Court rejects Constitutional 'shortcut' in Christmas custody battle

A Constitutional court has stressed the importance of the correct use of proceedings as it threw out a father’s attempt to prevent his estranged wife from taking his son abroad

A Constitutional court has stressed the importance of the correct use of proceedings filed before it whilst throwing out a father’s attempt to prevent his estranged wife from taking the couple’s young son to the UK over the Christmas holiday period, on Constitutional grounds.

The child’s mother had applied to the courts in early November, asking for a temporary suspension of the prohibitory injunction, forbidding her from taking the child abroad, in order to take the young boy to England for an eight-day trip at the end of the year.

The child's father had filed an application later that month before the First Hall of the Civil Court in its Constitutional jurisdiction, claiming that a decree by the Family Court, allowing the trip to go ahead, had breached his fundamental human rights. He asked the court to suspend the Family Court’s decree until the human rights dispute was resolved.

Arguing that the contestation had simply been filed out of pique, the child’s mother, whose parents live in England, dismissed the plaintiff’s concerns as imaginary and an “attempt to overturn a court’s decree under the guise of a breach of Constitutional rights.”

This was contested by the father, who argued that he feared the woman would not return to Malta, in which case he would be forced to engage in costly and lengthy court proceedings to see the child again.

But Judge Joseph R. Micallef, in a decree handed down from chambers this morning, rejected the application saying that the conditions that would justify the measure had not been shown to exist.

The court observed that up till the last hearing of the case, on 15 December, the defendant had satisfied the Family Court’s conditions under which she would be allowed to take the child abroad.

It also observed that “the remedy being requested in this case is specifically that of suspending the effects of that decree, making as if it had not been given.”

The argument that the decree impugned was the result of a breach of the father's right to a fair hearing, was an issue on the merits that could not only be examined to the level of prima facie, as was required for the injunction to be issued, the court said.

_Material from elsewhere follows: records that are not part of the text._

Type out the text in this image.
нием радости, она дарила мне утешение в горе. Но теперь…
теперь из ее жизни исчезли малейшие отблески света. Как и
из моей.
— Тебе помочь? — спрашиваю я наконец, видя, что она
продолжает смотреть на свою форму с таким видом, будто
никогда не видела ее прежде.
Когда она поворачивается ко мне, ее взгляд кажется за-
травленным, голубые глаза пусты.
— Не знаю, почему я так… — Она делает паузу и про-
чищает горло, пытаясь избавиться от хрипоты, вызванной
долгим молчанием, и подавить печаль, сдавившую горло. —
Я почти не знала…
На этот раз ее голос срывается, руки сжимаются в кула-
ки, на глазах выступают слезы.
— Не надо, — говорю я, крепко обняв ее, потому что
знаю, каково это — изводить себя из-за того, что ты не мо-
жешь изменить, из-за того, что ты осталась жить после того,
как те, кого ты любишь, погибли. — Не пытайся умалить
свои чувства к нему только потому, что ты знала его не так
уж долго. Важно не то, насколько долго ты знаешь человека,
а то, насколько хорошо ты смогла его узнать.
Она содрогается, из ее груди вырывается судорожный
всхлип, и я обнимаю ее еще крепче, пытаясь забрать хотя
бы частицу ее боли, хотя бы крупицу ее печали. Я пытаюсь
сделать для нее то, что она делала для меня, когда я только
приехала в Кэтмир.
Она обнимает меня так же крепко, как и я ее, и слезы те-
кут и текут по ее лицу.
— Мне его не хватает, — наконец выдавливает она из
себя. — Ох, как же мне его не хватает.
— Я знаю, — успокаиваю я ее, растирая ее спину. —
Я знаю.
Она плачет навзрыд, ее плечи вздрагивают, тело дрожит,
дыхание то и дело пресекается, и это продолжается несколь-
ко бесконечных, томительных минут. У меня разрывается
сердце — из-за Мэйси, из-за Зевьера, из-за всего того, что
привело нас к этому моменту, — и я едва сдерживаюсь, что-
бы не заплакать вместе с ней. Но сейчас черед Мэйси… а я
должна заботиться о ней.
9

“Additionally, the plaintiff’s concern alone is not sufficient for this court to issue a provisional decision to suspend the effects of the decree. This is being said because...such a decision requires that the potential damage must be irreversible. This court confirmed that the decree was given by the issuing court subject to certain conditions that bind the defendant and imposing consequences should she choose not to obey it.”

The judge emphasised that Constitutional proceedings should be instituted in apposite circumstances and not where the law provides other remedies, such as precautionary warrants.

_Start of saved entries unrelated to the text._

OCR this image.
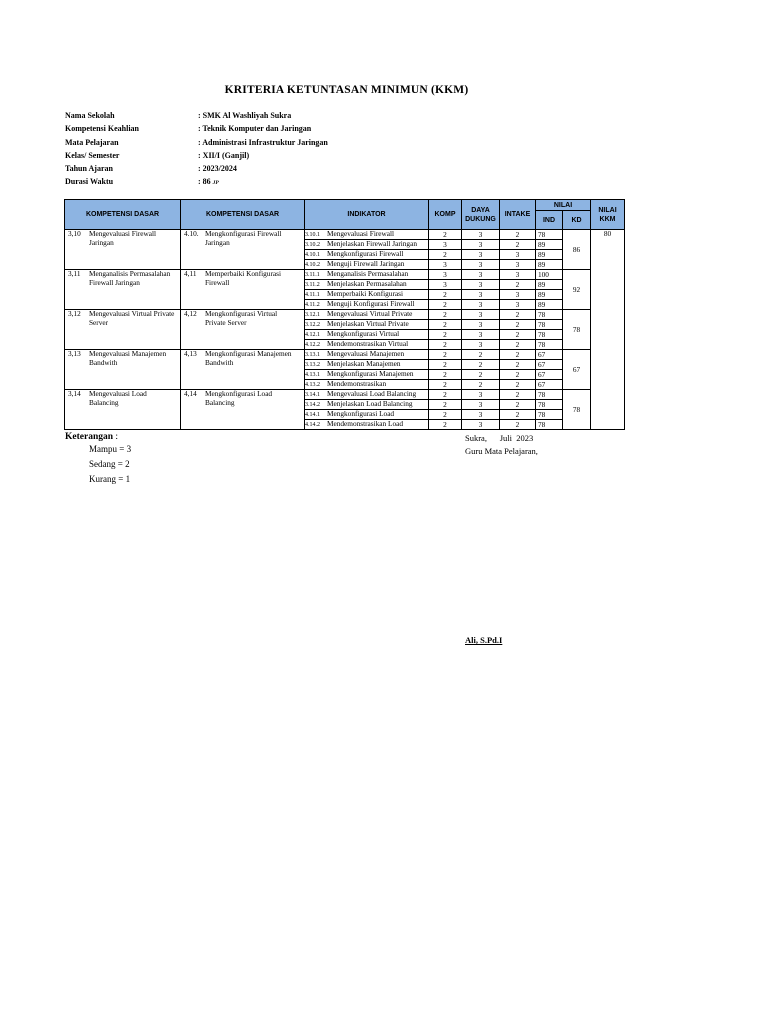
KRITERIA KETUNTASAN MINIMUN (KKM)
Nama Sekolah	: SMK Al Washliyah Sukra
Kompetensi Keahlian	: Teknik Komputer dan Jaringan
Mata Pelajaran	: Administrasi Infrastruktur Jaringan
Kelas/ Semester	: XII/I (Ganjil)
Tahun Ajaran	: 2023/2024
Durasi Waktu	: 86 JP
KOMPETENSI DASAR	KOMPETENSI DASAR	INDIKATOR	KOMP	DAYA DUKUNG	INTAKE	NILAI		NILAI KKM
						IND	KD	
3,10 Mengevaluasi Firewall Jaringan	4.10. Mengkonfigurasi Firewall Jaringan	3.10.1 Mengevaluasi Firewall	2	3	2	78	86	80
		3.10.2 Menjelaskan Firewall Jaringan	3	3	2	89		
		4.10.1 Mengkonfigurasi Firewall	2	3	3	89		
		4.10.2 Menguji Firewall Jaringan	3	3	3	89		
3,11 Menganalisis Permasalahan Firewall Jaringan	4,11 Memperbaiki Konfigurasi Firewall	3.11.1 Menganalisis Permasalahan	3	3	3	100	92	
		3.11.2 Menjelaskan Permasalahan	3	3	2	89		
		4.11.1 Memperbaiki Konfigurasi	2	3	3	89		
		4.11.2 Menguji Konfigurasi Firewall	2	3	3	89		
3,12 Mengevaluasi Virtual Private Server	4,12 Mengkonfigurasi Virtual Private Server	3.12.1 Mengevaluasi Virtual Private	2	3	2	78	78	
		3.12.2 Menjelaskan Virtual Private	2	3	2	78		
		4.12.1 Mengkonfigurasi Virtual	2	3	2	78		
		4.12.2 Mendemonstrasikan Virtual	2	3	2	78		
3,13 Mengevaluasi Manajemen Bandwith	4,13 Mengkonfigurasi Manajemen Bandwith	3.13.1 Mengevaluasi Manajemen	2	2	2	67	67	
		3.13.2 Menjelaskan Manajemen	2	2	2	67		
		4.13.1 Mengkonfigurasi Manajemen	2	2	2	67		
		4.13.2 Mendemonstrasikan	2	2	2	67		
3,14 Mengevaluasi Load Balancing	4,14 Mengkonfigurasi Load Balancing	3.14.1 Mengevaluasi Load Balancing	2	3	2	78	78	
		3.14.2 Menjelaskan Load Balancing	2	3	2	78		
		4.14.1 Mengkonfigurasi Load	2	3	2	78		
		4.14.2 Mendemonstrasikan Load	2	3	2	78		
Keterangan :
Mampu = 3
Sedang = 2
Kurang = 1
Sukra,      Juli  2023
Guru Mata Pelajaran,
Ali, S.Pd.I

Finding no other reason to uphold the request at this stage in proceedings, the court rejected the application, saying it would not be fitting to say more about the issue at this stage, as it may be called upon to examine the merits of the issue in future, after all parties involved had been heard.

Lawyer Emmy Bezzina appeared for the plaintiff, whilst lawyers Sarah Pirotta Chircop Beck, Maurizio Cordina, Noel Bartolo and Larry Formosa are representing the mother.